Philip K. Dick's "We Can Remember It For You Wholesale" served as the bare bones of the Gropenfuhrer vehicle Total Recall, and I mean bare bones. Typical Hollywood move, Douglas Quaid was originally Quail--so much less manly except the character is supposed to be a dweeb. James Tiptree, Jr.'s "The Girl Who Was Plugged In" is unreadable, marred by the breezily hip, drunk-on-the-elixir-that-was-the-60s style so prevalent in New Wave sf around '72-'73 (see also Norman Spinrad, John Brunner, RA Lafferty). Having not read Tiptree I wanted to like the story since we now know "he" is a woman, Alice Sheldon, and many were pissed off back in the day by her "deception," which is cool, but had to skip this after a page or two. By pure contrast, Wm Gibson's "Burning Chrome" hasn't aged a day since '82 and is lit'rary but much more sparingly written. Also looking forward to re-reading his "Dogfight," written with Michael Swanwick, another story about cybercowboys and the women they neglect...

- tom moody 6-06-2005 11:22 am [link] [1 comment]



tom moody - hiphop guitar (dj 8kbps remix) - from linkoln at SCREENFULL: [260 kb(!) .mp3]

the original tune: [4.7 mb .mp3]

thanks to linkoln for this--the lower resolution gives the song a much-needed pirate radio feel. i like what the loss of bits does to the different sound levels--the kick drum is boomier, the guitar seems about 30 feet back from the microphone, and the percussion after the first chorus really becomes an instrumental break, which is how i envisioned it but didn't realize as well in the original. [ /lower case]

- tom moody 6-04-2005 9:12 pm [link] [3 comments]

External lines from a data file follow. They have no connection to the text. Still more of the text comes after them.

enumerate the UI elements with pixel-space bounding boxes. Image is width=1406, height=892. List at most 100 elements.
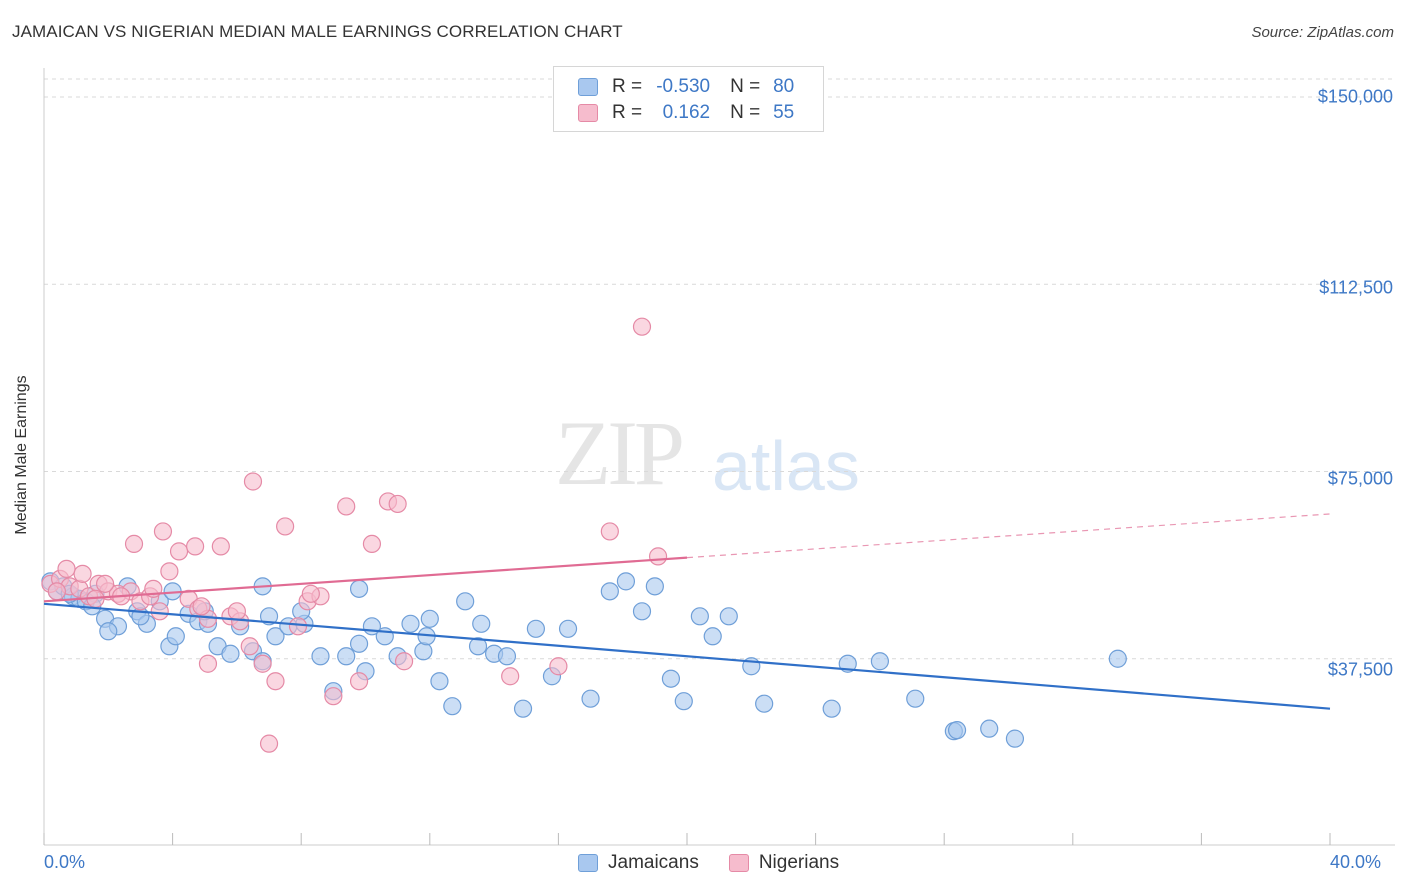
nigerians-point (632, 317, 652, 336)
jamaicans-point (1005, 729, 1025, 748)
nigerians-point (227, 602, 246, 621)
jamaicans-point (266, 627, 285, 646)
jamaicans-point (337, 647, 356, 666)
jamaicans-point (581, 689, 600, 708)
nigerians-point (324, 687, 343, 706)
legend-r-value: -0.530 (656, 76, 711, 97)
nigerians-point (160, 562, 179, 581)
jamaicans-point (616, 572, 636, 591)
chart-title: JAMAICAN VS NIGERIAN MEDIAN MALE EARNING… (12, 22, 623, 41)
jamaicans-point (558, 619, 578, 638)
correlation-legend: R = -0.530 N = 80 R = 0.162 N = 55 (553, 66, 824, 132)
jamaicans-point (99, 622, 118, 641)
nigerians-point (301, 584, 320, 603)
legend-item-nigerians[interactable]: Nigerians (728, 852, 840, 874)
legend-row-jamaicans: R = -0.530 N = 80 (578, 74, 794, 100)
jamaicans-point (632, 602, 652, 621)
jamaicans-point (430, 672, 449, 691)
jamaicans-point (600, 582, 619, 601)
nigerians-point (47, 582, 66, 601)
nigerians-point (198, 654, 218, 673)
y-tick-label: $112,500 (1319, 277, 1393, 298)
jamaicans-point (719, 607, 738, 626)
nigerians-point (337, 497, 356, 516)
nigerians-point (169, 542, 189, 561)
jamaicans-swatch (578, 854, 598, 872)
nigerians-point (549, 657, 568, 676)
jamaicans-point (703, 627, 722, 646)
jamaicans-point (755, 694, 774, 713)
nigerians-point (57, 559, 76, 578)
x-tick-label: 0.0% (44, 852, 86, 872)
watermark-zip: ZIP (555, 402, 685, 504)
series-legend: Jamaicans Nigerians (578, 852, 869, 874)
nigerians-point (95, 574, 115, 593)
jamaicans-point (526, 619, 545, 638)
source-credit: Source: ZipAtlas.com (1251, 24, 1394, 41)
legend-n-value: 80 (773, 76, 795, 97)
nigerians-point (150, 602, 169, 621)
jamaicans-point (414, 642, 433, 661)
jamaicans-swatch (578, 78, 598, 96)
jamaicans-point (645, 577, 664, 596)
nigerians-point (394, 652, 414, 671)
nigerians-point (362, 534, 382, 554)
legend-item-jamaicans[interactable]: Jamaicans (578, 852, 699, 874)
jamaicans-point (870, 652, 890, 671)
trend-line-nigerians-extension (686, 513, 1331, 559)
jamaicans-point (401, 614, 420, 633)
y-tick-label: $75,000 (1327, 468, 1393, 489)
nigerians-point (388, 494, 407, 514)
nigerians-point (266, 672, 285, 691)
nigerians-point (211, 537, 230, 556)
jamaicans-point (259, 607, 279, 626)
jamaicans-point (690, 607, 709, 626)
nigerians-point (240, 637, 259, 656)
jamaicans-point (906, 689, 925, 708)
jamaicans-point (443, 697, 462, 716)
y-tick-label: $150,000 (1317, 86, 1393, 107)
jamaicans-point (349, 579, 369, 598)
legend-r-value: 0.162 (662, 102, 711, 123)
nigerians-point (648, 547, 668, 566)
jamaicans-point (349, 634, 369, 653)
nigerians-point (276, 517, 295, 536)
nigerians-swatch (578, 104, 598, 122)
nigerians-point (259, 734, 279, 753)
y-tick-label: $37,500 (1327, 659, 1393, 680)
jamaicans-point (674, 692, 693, 711)
watermark-atlas: atlas (712, 427, 860, 505)
jamaicans-point (497, 647, 517, 666)
nigerians-point (124, 534, 144, 554)
nigerians-point (153, 522, 173, 541)
trend-line-jamaicans (43, 602, 1331, 710)
nigerians-swatch (728, 854, 749, 872)
nigerians-point (349, 672, 369, 691)
jamaicans-point (456, 592, 475, 611)
legend-r-label: R = (612, 76, 643, 97)
jamaicans-point (468, 637, 488, 656)
x-tick-label: 40.0% (1330, 852, 1382, 872)
jamaicans-point (166, 627, 185, 646)
legend-label: Jamaicans (608, 852, 699, 873)
nigerians-point (243, 472, 263, 491)
trend-line-nigerians (43, 556, 688, 603)
jamaicans-point (947, 721, 967, 740)
nigerians-point (288, 617, 308, 636)
jamaicans-point (472, 614, 491, 633)
nigerians-point (253, 654, 272, 673)
jamaicans-point (1108, 649, 1127, 668)
nigerians-point (192, 597, 211, 616)
legend-label: Nigerians (758, 852, 840, 873)
nigerians-point (186, 537, 205, 556)
nigerians-point (600, 522, 619, 541)
legend-n-label: N = (730, 76, 761, 97)
jamaicans-point (221, 644, 240, 663)
jamaicans-point (661, 669, 681, 688)
jamaicans-point (311, 647, 330, 666)
nigerians-point (73, 564, 92, 583)
jamaicans-point (980, 719, 999, 738)
jamaicans-point (420, 609, 439, 628)
legend-row-nigerians: R = 0.162 N = 55 (578, 100, 794, 126)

Highly recommended: MEQ AND THE URS, four songs performed entirely on the Sidstation synthesizer, using its unique wavetable features to write sequences (as opposed to overdubbing separately played parts, which is the lazy way out around here). The Sidstation is modern hardware incorporating the much-geek-fetishized SID (sound-producing) chip from '80s Commodore computers, and while this page has complained repeatedly about a lack of substantive musical content in the so-called "gameboy scene" hyped by Malcolm McLaren as the new whatever, I'm pleased to report that the MEQ songs are dark, soulful, trancy little numbers with clever compositional hooks and surprising transpositions, working within the cheesy video game limitations of the chip while reveling in its sensuous sawtooth sonorities. I finally got the .sid-song player working on my Sidstation so have been listening to some of the '80s game stuff but prefer what MEQ is doing, which is exploiting the capabilities of a smart present-day instrument built around a success story of the early era of home computing. The point is not to be stuck forever in the '80s but to pursue hybrids between the overlooked or still perfectly good old and the ingeniously programmed and collectively vetted new. "A Tale About Reactivation" and "Union Bob" especially shine.

More on this thread. Jotsif explains it's two Sidstations (using wavetables) playing side by side in real time, sequenced from the Monomachine (another synth made by Elektron, the same Swedish company that created the Sid).